Variations of PCDD/Fs emissions from secondary nonferrous smelting plants and towards to their source emission reduction.

Author information

1
State Key Laboratory of Environmental Chemistry and Ecotoxicology, Research Center for Eco-Environmental Sciences, Chinese Academy of Sciences, P.O. Box 2871, Beijing, 100085, China; University of Chinese Academy of Sciences, Beijing, 100049, China.
2
International Environmental Cooperation Center, Ministry of Ecology and Environment of People's Republic of China, Beijing, 100035, China.
3
State Key Laboratory of Environmental Chemistry and Ecotoxicology, Research Center for Eco-Environmental Sciences, Chinese Academy of Sciences, P.O. Box 2871, Beijing, 100085, China.
4
State Key Laboratory of Environmental Chemistry and Ecotoxicology, Research Center for Eco-Environmental Sciences, Chinese Academy of Sciences, P.O. Box 2871, Beijing, 100085, China; University of Chinese Academy of Sciences, Beijing, 100049, China.

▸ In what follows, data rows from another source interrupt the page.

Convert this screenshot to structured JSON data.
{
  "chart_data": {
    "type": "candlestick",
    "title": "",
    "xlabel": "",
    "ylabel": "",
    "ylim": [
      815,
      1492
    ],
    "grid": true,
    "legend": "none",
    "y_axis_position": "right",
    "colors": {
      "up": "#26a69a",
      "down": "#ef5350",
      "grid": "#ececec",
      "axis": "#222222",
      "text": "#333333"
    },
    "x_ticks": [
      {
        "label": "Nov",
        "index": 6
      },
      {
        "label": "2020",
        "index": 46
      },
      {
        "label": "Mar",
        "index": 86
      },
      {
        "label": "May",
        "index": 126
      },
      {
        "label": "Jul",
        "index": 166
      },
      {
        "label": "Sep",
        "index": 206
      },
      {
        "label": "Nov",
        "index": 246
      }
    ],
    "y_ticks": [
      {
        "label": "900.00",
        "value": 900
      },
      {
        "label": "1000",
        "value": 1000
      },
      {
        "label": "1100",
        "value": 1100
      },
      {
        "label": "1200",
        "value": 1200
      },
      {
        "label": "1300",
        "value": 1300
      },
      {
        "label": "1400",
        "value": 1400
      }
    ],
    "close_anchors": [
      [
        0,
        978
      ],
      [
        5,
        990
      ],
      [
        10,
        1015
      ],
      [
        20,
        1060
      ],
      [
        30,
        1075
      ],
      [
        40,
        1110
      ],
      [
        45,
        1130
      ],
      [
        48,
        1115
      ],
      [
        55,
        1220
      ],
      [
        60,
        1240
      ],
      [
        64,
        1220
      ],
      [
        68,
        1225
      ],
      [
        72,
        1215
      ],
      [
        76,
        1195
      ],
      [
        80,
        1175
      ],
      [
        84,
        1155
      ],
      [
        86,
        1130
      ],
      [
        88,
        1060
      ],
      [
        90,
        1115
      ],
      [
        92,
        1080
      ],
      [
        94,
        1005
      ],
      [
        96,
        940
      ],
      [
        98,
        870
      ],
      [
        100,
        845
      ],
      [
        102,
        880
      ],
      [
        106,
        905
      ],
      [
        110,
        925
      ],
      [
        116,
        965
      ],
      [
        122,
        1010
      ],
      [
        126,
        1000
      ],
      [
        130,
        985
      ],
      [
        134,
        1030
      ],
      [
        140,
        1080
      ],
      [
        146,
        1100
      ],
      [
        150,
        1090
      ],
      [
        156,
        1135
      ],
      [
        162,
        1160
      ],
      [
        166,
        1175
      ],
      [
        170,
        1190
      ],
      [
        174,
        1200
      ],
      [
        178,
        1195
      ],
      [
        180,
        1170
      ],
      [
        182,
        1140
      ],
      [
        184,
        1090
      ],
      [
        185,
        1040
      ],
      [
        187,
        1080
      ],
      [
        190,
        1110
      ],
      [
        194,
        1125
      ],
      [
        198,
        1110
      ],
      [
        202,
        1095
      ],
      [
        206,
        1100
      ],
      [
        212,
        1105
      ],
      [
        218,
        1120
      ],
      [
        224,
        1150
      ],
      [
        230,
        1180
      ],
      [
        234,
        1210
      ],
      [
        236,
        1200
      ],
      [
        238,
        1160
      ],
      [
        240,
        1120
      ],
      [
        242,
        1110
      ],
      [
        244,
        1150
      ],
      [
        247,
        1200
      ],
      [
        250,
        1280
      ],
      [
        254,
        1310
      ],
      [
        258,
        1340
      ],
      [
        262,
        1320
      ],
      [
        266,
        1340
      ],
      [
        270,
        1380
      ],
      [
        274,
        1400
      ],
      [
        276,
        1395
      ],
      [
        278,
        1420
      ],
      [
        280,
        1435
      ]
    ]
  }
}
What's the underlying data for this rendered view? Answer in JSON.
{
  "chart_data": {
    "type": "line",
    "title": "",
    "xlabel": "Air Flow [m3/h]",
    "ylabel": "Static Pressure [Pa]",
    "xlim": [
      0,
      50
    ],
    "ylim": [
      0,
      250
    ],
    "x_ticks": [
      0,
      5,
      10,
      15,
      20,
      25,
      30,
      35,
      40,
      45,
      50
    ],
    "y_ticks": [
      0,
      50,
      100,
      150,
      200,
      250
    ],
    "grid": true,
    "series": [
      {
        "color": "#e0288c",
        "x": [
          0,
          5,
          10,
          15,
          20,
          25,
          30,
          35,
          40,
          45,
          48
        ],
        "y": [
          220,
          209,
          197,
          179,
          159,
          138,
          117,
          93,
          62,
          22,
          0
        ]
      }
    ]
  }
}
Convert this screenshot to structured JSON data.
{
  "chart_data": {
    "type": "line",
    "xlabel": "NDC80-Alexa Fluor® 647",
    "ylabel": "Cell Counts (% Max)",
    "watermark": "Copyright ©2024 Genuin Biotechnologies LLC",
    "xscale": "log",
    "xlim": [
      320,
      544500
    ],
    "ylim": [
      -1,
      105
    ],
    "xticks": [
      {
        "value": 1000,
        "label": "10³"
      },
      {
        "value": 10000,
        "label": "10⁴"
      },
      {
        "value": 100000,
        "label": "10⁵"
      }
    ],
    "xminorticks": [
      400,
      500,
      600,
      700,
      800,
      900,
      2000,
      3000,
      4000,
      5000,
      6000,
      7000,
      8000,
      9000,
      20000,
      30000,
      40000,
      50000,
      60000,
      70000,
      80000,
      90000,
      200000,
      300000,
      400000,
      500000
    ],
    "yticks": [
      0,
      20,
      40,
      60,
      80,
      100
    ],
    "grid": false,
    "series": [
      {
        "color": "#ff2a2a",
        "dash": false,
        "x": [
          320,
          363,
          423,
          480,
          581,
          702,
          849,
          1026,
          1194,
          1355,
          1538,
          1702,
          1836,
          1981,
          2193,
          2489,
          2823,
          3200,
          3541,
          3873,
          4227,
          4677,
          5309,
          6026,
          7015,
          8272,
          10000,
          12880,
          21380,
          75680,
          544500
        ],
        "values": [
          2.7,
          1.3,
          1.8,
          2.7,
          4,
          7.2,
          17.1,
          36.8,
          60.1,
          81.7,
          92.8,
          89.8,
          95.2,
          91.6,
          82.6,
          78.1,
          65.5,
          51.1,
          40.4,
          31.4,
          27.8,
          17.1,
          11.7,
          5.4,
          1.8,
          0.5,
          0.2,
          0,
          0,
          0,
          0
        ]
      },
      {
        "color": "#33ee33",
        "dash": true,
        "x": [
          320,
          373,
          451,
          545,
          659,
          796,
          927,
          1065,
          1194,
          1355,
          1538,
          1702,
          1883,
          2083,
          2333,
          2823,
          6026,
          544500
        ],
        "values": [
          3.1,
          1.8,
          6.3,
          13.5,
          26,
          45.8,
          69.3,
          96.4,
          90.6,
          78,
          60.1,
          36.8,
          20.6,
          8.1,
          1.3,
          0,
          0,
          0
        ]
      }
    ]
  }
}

Electronic address: grliu@rcees.ac.cn.

Abstract

Polychlorinated dibenzo-p-dioxins and dibenzofurans (PCDD/Fs) are cancerogenic organic pollutants that priority controlled by Stockholm Convention with globally 183 signatories now. Secondary nonferrous smelting plants are confirmed to be important sources in China due to its large industrial activities and high emissions of PCDD/Fs. It is important to prioritize source to achieve source emission reduction by conducting field monitoring on typical case plants. Here, the emission profiles and levels of PCDD/Fs were investigated in 25 stack gas samples collected from three secondary copper production (SeCu), two secondary zinc production (SeZn) and two secondary lead production (SePb). Both average mass concentration and toxic equivalency quantity (TEQ) concentrations of PCDD/Fs all generally decreased in the order: SeCu > SeZn > SePb. It is noteworthy that the mean TEQ concentration in stack gas from SeCu with oxygen-enrich melting furnace technology, at 2.7 ng I-TEQ/Nm3, was much higher than the concentrations of other smelting processes. The average emission factors and annual release amounts of PCDD/Fs from SeCu, SePb and SeZn investigated were 28.4, 1.5, 10.4 μg I-TEQ/t and 1.03, 0.023, 0.17 g I-TEQ/year, respectively. The ratios of 2,3,7,8-TCDF to 1,2,3,7,8-PeCDF and OCDD to 1,2,3,7,8,9-HxCDD varied to large extent for three metal smelting, which could be used as diagnostic ratios of tracing specific PCDD/Fs sources. Addition of copper-containing sludge into the raw materials might lead to higher PCDD/Fs emissions. It is important to emphasize and reduce the PCDD/Fs emissions from oxygen-enrich melting furnace from secondary copper productions.

KEYWORDS:

Copper sludge; Oxygen-enrich melting furnace; PCDD/Fs; Persistent organic pollutants; Secondary metallurgy industry

Conflict of interest statement

Declaration of competing interest None.